The importance of our schools: engagement and partnership vital

Children at Dalhousie Parents Day Care, an organization that partners with St. Anthony School to build closer community ties.

Children at Dalhousie Parents Day Care, an organization that partners with St. Anthony School to build closer community ties.

by Paul McGuire

Community schools that are truly integrated as a partner into the wider neighbourhood are rare. However, they are increasingly important as more community agencies try to work together to solve complex social problems.

Educational institutions often stand apart from these cooperative efforts, mainly because they still see themselves as silos or islands of instruction not to be sullied by outside influences.

It does not have to be this way, and it would be heartening to see a shift away from the silo approach to education in our society.

There is no question that the connection between a school and its surrounding community is vital.

Really, the two should be inseparable, both working together to make a stronger union and a better community.

As a principal, I have always tried to do this, especially in the last school I worked in.

St. Anthony School in Little Italy serves a diverse population of new Canadians from countries around the world.

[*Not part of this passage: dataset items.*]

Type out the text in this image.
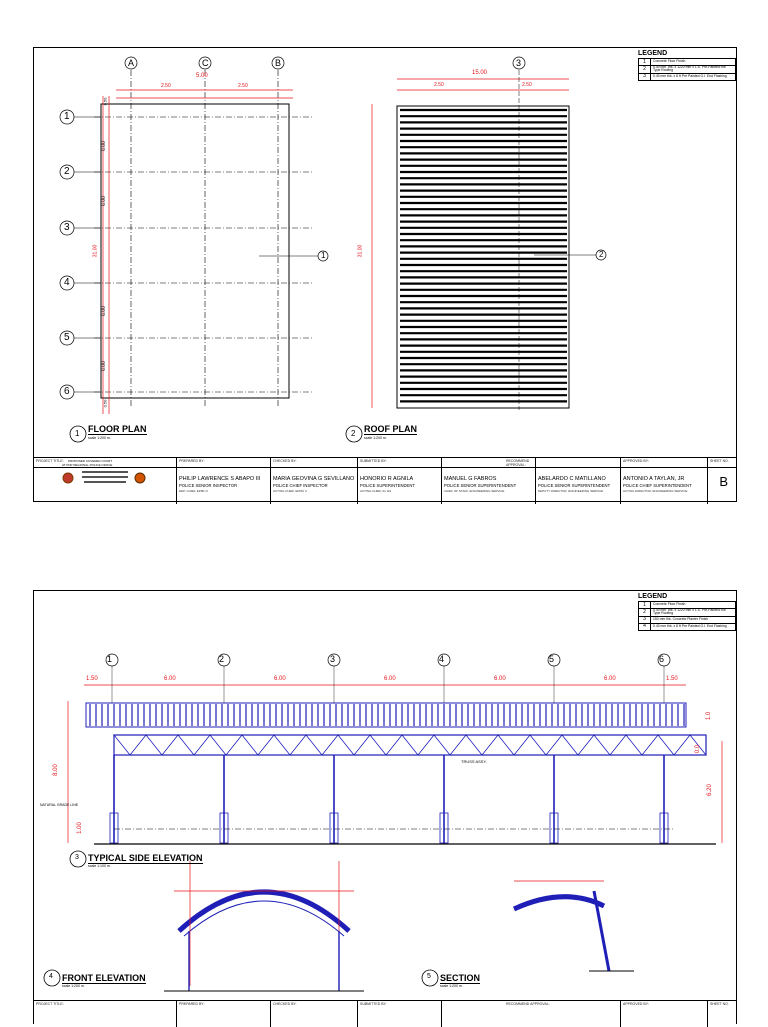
A	C	B
1
2
3
4
5
6
1
3
2
5.00
2.50	2.50
31.00
6.00
6.00
6.00
6.00
0.50
0.50
15.00
2.50	2.50
31.00
1	2
FLOOR PLAN
scale 1:200 m.
ROOF PLAN
scale 1:200 m.
LEGEND
1	Concrete Floor Finish
2	0.40 mm. thk. x 1220 mm x L.S. Pre-Painted Rib Type Roofing
3	0.40 mm thk. x 8 ft Pre Painted G.I. End Flashing
PROJECT TITLE:	PROPOSED COVERED COURT
AT PNP REGIONAL POLICE OFFICE
PREPARED BY:
PHILIP LAWRENCE S ABAPO III
POLICE SENIOR INSPECTOR
DEP. CHIEF, EPMU II
CHECKED BY:
MARIA GEOVINA G SEVILLANO
POLICE CHIEF INSPECTOR
ACTING CHIEF, EPMU II
SUBMITTED BY:
HONORIO R AGNILA
POLICE SUPERINTENDENT
ACTING CHIEF, ID, ES
RECOMMEND APPROVAL:
MANUEL G FABROS
POLICE SENIOR SUPERINTENDENT
CHIEF OF STAFF, ENGINEERING SERVICE
ABELARDO C MATILLANO
POLICE SENIOR SUPERINTENDENT
DEPUTY DIRECTOR, ENGINEERING SERVICE
APPROVED BY:
ANTONIO A TAYLAN, JR
POLICE CHIEF SUPERINTENDENT
ACTING DIRECTOR, ENGINEERING SERVICE
SHEET NO.
B
1	2	3	4	5	6
1.50	6.00	6.00	6.00	6.00	6.00	1.50
8.00
6.20
1.0
0.0
1.00
TRUSS ASSY.
NATURAL GRADE LINE
TYPICAL SIDE ELEVATION
scale 1:100 m.
3
FRONT ELEVATION
scale 1:200 m.
4	SECTION
scale 1:200 m.
5
LEGEND
1	Concrete Floor Finish
2	0.40 mm. thk. x 1220 mm x L.S. Pre-Painted Rib Type Roofing
3	150 mm thk. Concrete Planter Finish
4	0.40 mm thk. x 8 ft Pre Painted G.I. End Flashing
PROJECT TITLE:	PREPARED BY:	CHECKED BY:	SUBMITTED BY:	RECOMMEND APPROVAL:	APPROVED BY:	SHEET NO.
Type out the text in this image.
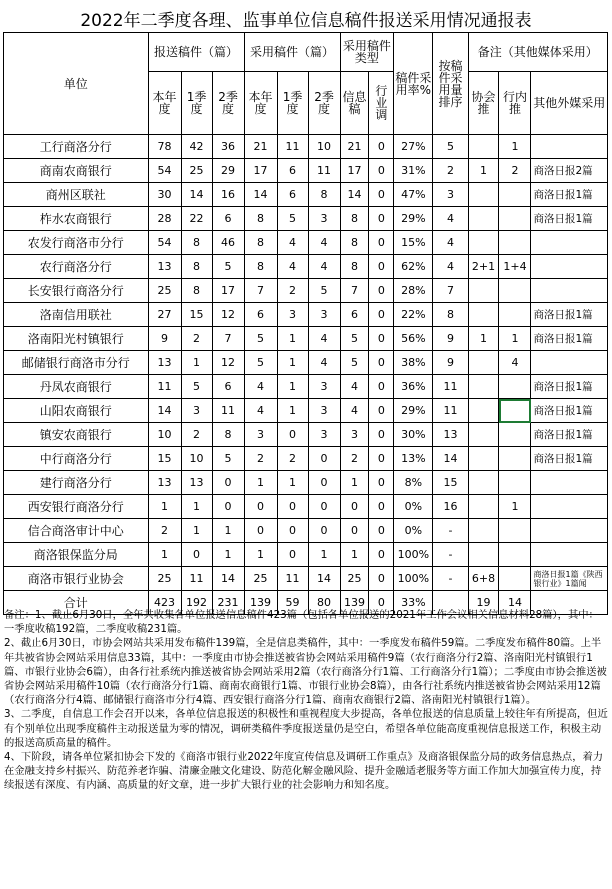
2022年二季度各理、监事单位信息稿件报送采用情况通报表
单位	报送稿件（篇）			采用稿件（篇）			采用稿件类型		稿件采用率%	按稿件采用量排序	备注（其他媒体采用）		
	本年度	1季度	2季度	本年度	1季度	2季度	信息稿	行业调			协会推	行内推	其他外媒采用
工行商洛分行	78	42	36	21	11	10	21	0	27%	5		1	
商南农商银行	54	25	29	17	6	11	17	0	31%	2	1	2	商洛日报2篇
商州区联社	30	14	16	14	6	8	14	0	47%	3			商洛日报1篇
柞水农商银行	28	22	6	8	5	3	8	0	29%	4			商洛日报1篇
农发行商洛市分行	54	8	46	8	4	4	8	0	15%	4			
农行商洛分行	13	8	5	8	4	4	8	0	62%	4	2+1	1+4	
长安银行商洛分行	25	8	17	7	2	5	7	0	28%	7			
洛南信用联社	27	15	12	6	3	3	6	0	22%	8			商洛日报1篇
洛南阳光村镇银行	9	2	7	5	1	4	5	0	56%	9	1	1	商洛日报1篇
邮储银行商洛市分行	13	1	12	5	1	4	5	0	38%	9		4	
丹凤农商银行	11	5	6	4	1	3	4	0	36%	11			商洛日报1篇
山阳农商银行	14	3	11	4	1	3	4	0	29%	11			商洛日报1篇
镇安农商银行	10	2	8	3	0	3	3	0	30%	13			商洛日报1篇
中行商洛分行	15	10	5	2	2	0	2	0	13%	14			商洛日报1篇
建行商洛分行	13	13	0	1	1	0	1	0	8%	15			
西安银行商洛分行	1	1	0	0	0	0	0	0	0%	16		1	
信合商洛审计中心	2	1	1	0	0	0	0	0	0%	-			
商洛银保监分局	1	0	1	1	0	1	1	0	100%	-			
商洛市银行业协会	25	11	14	25	11	14	25	0	100%	-	6+8		商洛日报1篇《陕西银行业》1篇闻
合计	423	192	231	139	59	80	139	0	33%		19	14	

备注：1、截止6月30日，全年共收集各单位报送信息稿件423篇（包括各单位报送的2021年工作会议相关信息材料28篇），其中：一季度收稿192篇，二季度收稿231篇。

2、截止6月30日，市协会网站共采用发布稿件139篇，全是信息类稿件，其中：一季度发布稿件59篇。二季度发布稿件80篇。上半年共被省协会网站采用信息33篇，其中：一季度由市协会推送被省协会网站采用稿件9篇（农行商洛分行2篇、洛南阳光村镇银行1篇、市银行业协会6篇），由各行社系统内推送被省协会网站采用2篇（农行商洛分行1篇、工行商洛分行1篇）；二季度由市协会推送被省协会网站采用稿件10篇（农行商洛分行1篇、商南农商银行1篇、市银行业协会8篇），由各行社系统内推送被省协会网站采用12篇（农行商洛分行4篇、邮储银行商洛市分行4篇、西安银行商洛分行1篇、商南农商银行2篇、洛南阳光村镇银行1篇）。

3、二季度，自信息工作会召开以来，各单位信息报送的积极性和重视程度大步提高，各单位报送的信息质量上较往年有所提高，但近有个别单位出现季度稿件主动报送量为零的情况，调研类稿件季度报送量仍是空白，希望各单位能高度重视信息报送工作，积极主动的报送高质高量的稿件。

4、下阶段，请各单位紧扣协会下发的《商洛市银行业2022年度宣传信息及调研工作重点》及商洛银保监分局的政务信息热点，着力在金融支持乡村振兴、防范养老诈骗、清廉金融文化建设、防范化解金融风险、提升金融适老服务等方面工作加大加强宣传力度，持续报送有深度、有内涵、高质量的好文章，进一步扩大银行业的社会影响力和知名度。
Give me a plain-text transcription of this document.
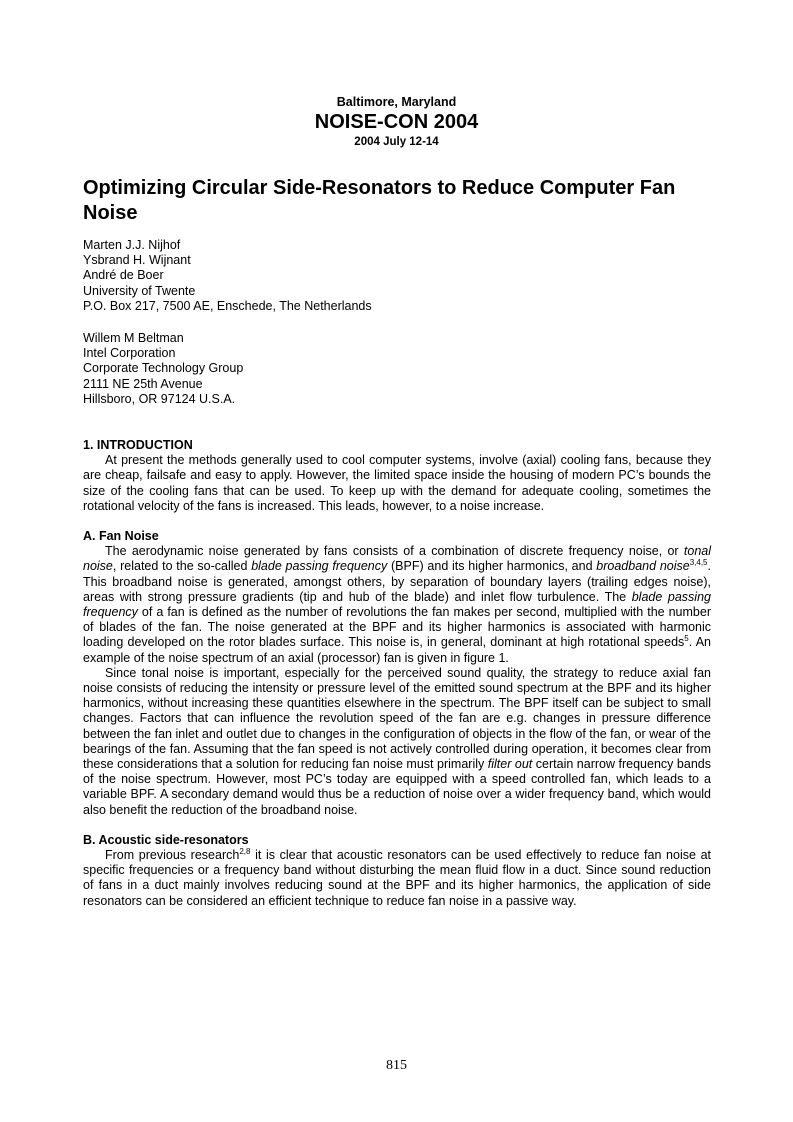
Baltimore, Maryland
NOISE-CON 2004
2004 July 12-14
Optimizing Circular Side-Resonators to Reduce Computer Fan Noise
Marten J.J. Nijhof
Ysbrand H. Wijnant
André de Boer
University of Twente
P.O. Box 217, 7500 AE, Enschede, The Netherlands
Willem M Beltman
Intel Corporation
Corporate Technology Group
2111 NE 25th Avenue
Hillsboro, OR 97124 U.S.A.
1. INTRODUCTION

At present the methods generally used to cool computer systems, involve (axial) cooling fans, because they are cheap, failsafe and easy to apply. However, the limited space inside the housing of modern PC’s bounds the size of the cooling fans that can be used. To keep up with the demand for adequate cooling, sometimes the rotational velocity of the fans is increased. This leads, however, to a noise increase.

A. Fan Noise

The aerodynamic noise generated by fans consists of a combination of discrete frequency noise, or tonal noise, related to the so-called blade passing frequency (BPF) and its higher harmonics, and broadband noise$^{3,4,5}$. This broadband noise is generated, amongst others, by separation of boundary layers (trailing edges noise), areas with strong pressure gradients (tip and hub of the blade) and inlet flow turbulence. The blade passing frequency of a fan is defined as the number of revolutions the fan makes per second, multiplied with the number of blades of the fan. The noise generated at the BPF and its higher harmonics is associated with harmonic loading developed on the rotor blades surface. This noise is, in general, dominant at high rotational speeds$^5$. An example of the noise spectrum of an axial (processor) fan is given in figure 1.

Since tonal noise is important, especially for the perceived sound quality, the strategy to reduce axial fan noise consists of reducing the intensity or pressure level of the emitted sound spectrum at the BPF and its higher harmonics, without increasing these quantities elsewhere in the spectrum. The BPF itself can be subject to small changes. Factors that can influence the revolution speed of the fan are e.g. changes in pressure difference between the fan inlet and outlet due to changes in the configuration of objects in the flow of the fan, or wear of the bearings of the fan. Assuming that the fan speed is not actively controlled during operation, it becomes clear from these considerations that a solution for reducing fan noise must primarily filter out certain narrow frequency bands of the noise spectrum. However, most PC’s today are equipped with a speed controlled fan, which leads to a variable BPF. A secondary demand would thus be a reduction of noise over a wider frequency band, which would also benefit the reduction of the broadband noise.

B. Acoustic side-resonators

From previous research$^{2,8}$ it is clear that acoustic resonators can be used effectively to reduce fan noise at specific frequencies or a frequency band without disturbing the mean fluid flow in a duct. Since sound reduction of fans in a duct mainly involves reducing sound at the BPF and its higher harmonics, the application of side resonators can be considered an efficient technique to reduce fan noise in a passive way.

815
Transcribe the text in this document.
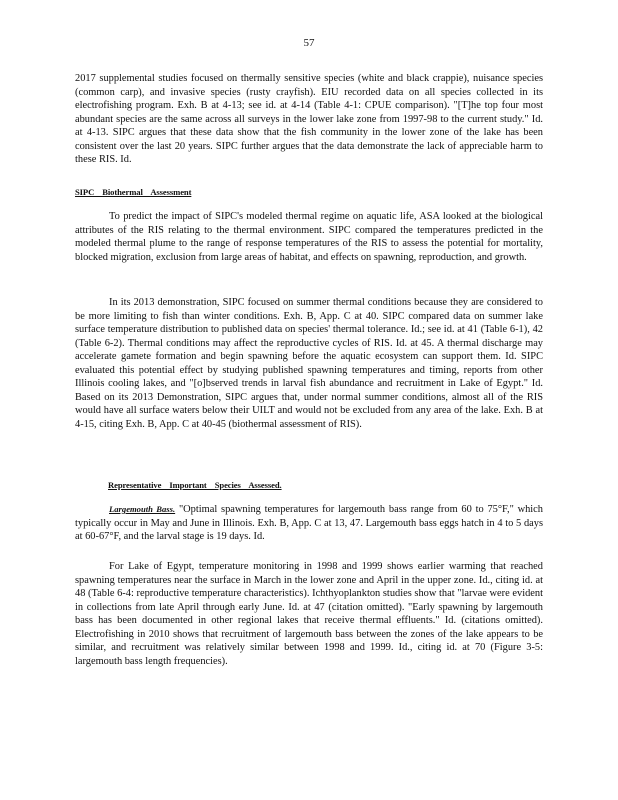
57
2017 supplemental studies focused on thermally sensitive species (white and black crappie), nuisance species (common carp), and invasive species (rusty crayfish). EIU recorded data on all species collected in its electrofishing program. Exh. B at 4-13; see id. at 4-14 (Table 4-1: CPUE comparison). "[T]he top four most abundant species are the same across all surveys in the lower lake zone from 1997-98 to the current study." Id. at 4-13. SIPC argues that these data show that the fish community in the lower zone of the lake has been consistent over the last 20 years. SIPC further argues that the data demonstrate the lack of appreciable harm to these RIS. Id.
SIPC Biothermal Assessment
To predict the impact of SIPC's modeled thermal regime on aquatic life, ASA looked at the biological attributes of the RIS relating to the thermal environment. SIPC compared the temperatures predicted in the modeled thermal plume to the range of response temperatures of the RIS to assess the potential for mortality, blocked migration, exclusion from large areas of habitat, and effects on spawning, reproduction, and growth.
In its 2013 demonstration, SIPC focused on summer thermal conditions because they are considered to be more limiting to fish than winter conditions. Exh. B, App. C at 40. SIPC compared data on summer lake surface temperature distribution to published data on species' thermal tolerance. Id.; see id. at 41 (Table 6-1), 42 (Table 6-2). Thermal conditions may affect the reproductive cycles of RIS. Id. at 45. A thermal discharge may accelerate gamete formation and begin spawning before the aquatic ecosystem can support them. Id. SIPC evaluated this potential effect by studying published spawning temperatures and timing, reports from other Illinois cooling lakes, and "[o]bserved trends in larval fish abundance and recruitment in Lake of Egypt." Id. Based on its 2013 Demonstration, SIPC argues that, under normal summer conditions, almost all of the RIS would have all surface waters below their UILT and would not be excluded from any area of the lake. Exh. B at 4-15, citing Exh. B, App. C at 40-45 (biothermal assessment of RIS).
Representative Important Species Assessed.
Largemouth Bass. "Optimal spawning temperatures for largemouth bass range from 60 to 75°F," which typically occur in May and June in Illinois. Exh. B, App. C at 13, 47. Largemouth bass eggs hatch in 4 to 5 days at 60-67°F, and the larval stage is 19 days. Id.
For Lake of Egypt, temperature monitoring in 1998 and 1999 shows earlier warming that reached spawning temperatures near the surface in March in the lower zone and April in the upper zone. Id., citing id. at 48 (Table 6-4: reproductive temperature characteristics). Ichthyoplankton studies show that "larvae were evident in collections from late April through early June. Id. at 47 (citation omitted). "Early spawning by largemouth bass has been documented in other regional lakes that receive thermal effluents." Id. (citations omitted). Electrofishing in 2010 shows that recruitment of largemouth bass between the zones of the lake appears to be similar, and recruitment was relatively similar between 1998 and 1999. Id., citing id. at 70 (Figure 3-5: largemouth bass length frequencies).
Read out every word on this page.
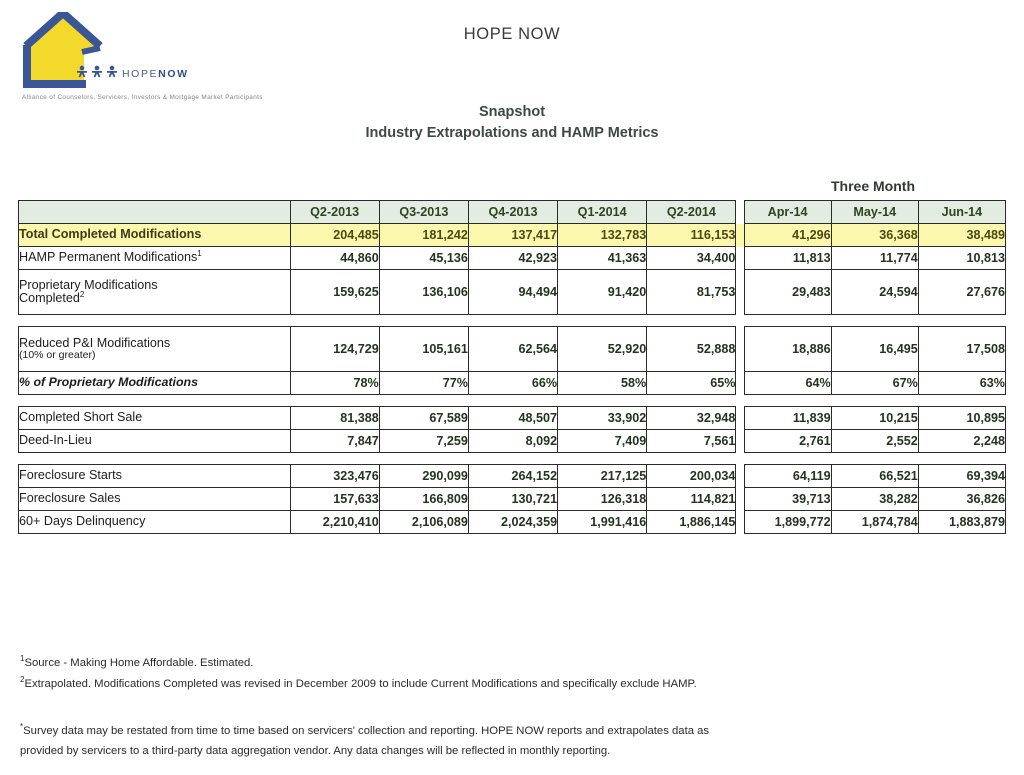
HOPENOW
Alliance of Counselors, Servicers, Investors & Mortgage Market Participants
HOPE NOW
Snapshot
Industry Extrapolations and HAMP Metrics
Three Month
	Q2-2013	Q3-2013	Q4-2013	Q1-2014	Q2-2014		Apr-14	May-14	Jun-14

Total Completed Modifications	204,485	181,242	137,417	132,783	116,153		41,296	36,368	38,489

HAMP Permanent Modifications$^1$	44,860	45,136	42,923	41,363	34,400		11,813	11,774	10,813

Proprietary Modifications
Completed$^2$	159,625	136,106	94,494	91,420	81,753		29,483	24,594	27,676

Reduced P&I Modifications
(10% or greater)	124,729	105,161	62,564	52,920	52,888		18,886	16,495	17,508

% of Proprietary Modifications	78%	77%	66%	58%	65%		64%	67%	63%

Completed Short Sale	81,388	67,589	48,507	33,902	32,948		11,839	10,215	10,895

Deed-In-Lieu	7,847	7,259	8,092	7,409	7,561		2,761	2,552	2,248

Foreclosure Starts	323,476	290,099	264,152	217,125	200,034		64,119	66,521	69,394

Foreclosure Sales	157,633	166,809	130,721	126,318	114,821		39,713	38,282	36,826

60+ Days Delinquency	2,210,410	2,106,089	2,024,359	1,991,416	1,886,145		1,899,772	1,874,784	1,883,879
$^1$Source - Making Home Affordable. Estimated.
$^2$Extrapolated. Modifications Completed was revised in December 2009 to include Current Modifications and specifically exclude HAMP.
*Survey data may be restated from time to time based on servicers' collection and reporting. HOPE NOW reports and extrapolates data as
provided by servicers to a third-party data aggregation vendor. Any data changes will be reflected in monthly reporting.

Our staff believes strongly that we need to reach out to our community so that we can do a better job of serving our families.

Over time, we established strong ties with organizations like Somerset West Community Health Centre,

Rec LINK (a wonderful small organization that links families up to recreation opportunities for their kids) and the Dalhousie Parents Day Care, a community organization that resides in the basement of the school and, until recently, had office space in the school.

We also had strong ties with the local Italian community, who raised thousands of dollars for playground renewal and other projects. We even had a great partnership with a local store called The Bike Dump. Dave, the owner of this store, supplied cheap or free bikes to our kids every year and last year even found us a mechanic to fix all the bikes before we handed them out to our kids.

These are just a few of the many partnerships we worked on over the years. We also tried to make the school as open as possible to all parents. This was really important as many parents come from countries where positive relationships between families and institutions were not encouraged.

Unfortunately, this can all change very quickly. In the past few months, community agencies have lost office space in the school. There is little communication between Somerset West Community Health Centre and the school. The doors of the school are locked, keeping the parents away from the building. The social media accounts—Twitter and Facebook—have fallen silent. The school, in essence, is retreating in upon itself.

This is not what should be happening. Community schools should encourage partnerships with the agencies that support their families. Surplus space should be used to offer additional services to the community.

There is space in the school for adult literacy classes, even space for a computer room for parents who do not have access to computers or wifi. These ideas have been discussed, but were never implemented.

It is important to remember that all schools are ultimately the property of the Province of Ontario and they all need to be utilized to serve the community in the best way possible.

The current trend away from the community is distressing and it shows a complete misunderstanding of the role a school should play within its community.

This situation does not have to continue. Ultimately, the Ottawa Catholic School Board can push back against this trend and become more involved in making the local community its top priority. To ignore the importance of St. Anthony School to the surrounding community risks losing an important community asset.

Schools should be the heart of the community. It is sad when people ignore or just don’t understand the importance of this relationship.

I hope this will change in the future and that new principals will understand that schools do not and cannot exist in isolation.

To offer an excellent education for our students, we need to learn to be a part of the community.

Are there ways that the community could reach out to bridge the current gap? Can the Catholic School Board begin to see itself as a vital partner in Dalhousie? Only time will tell.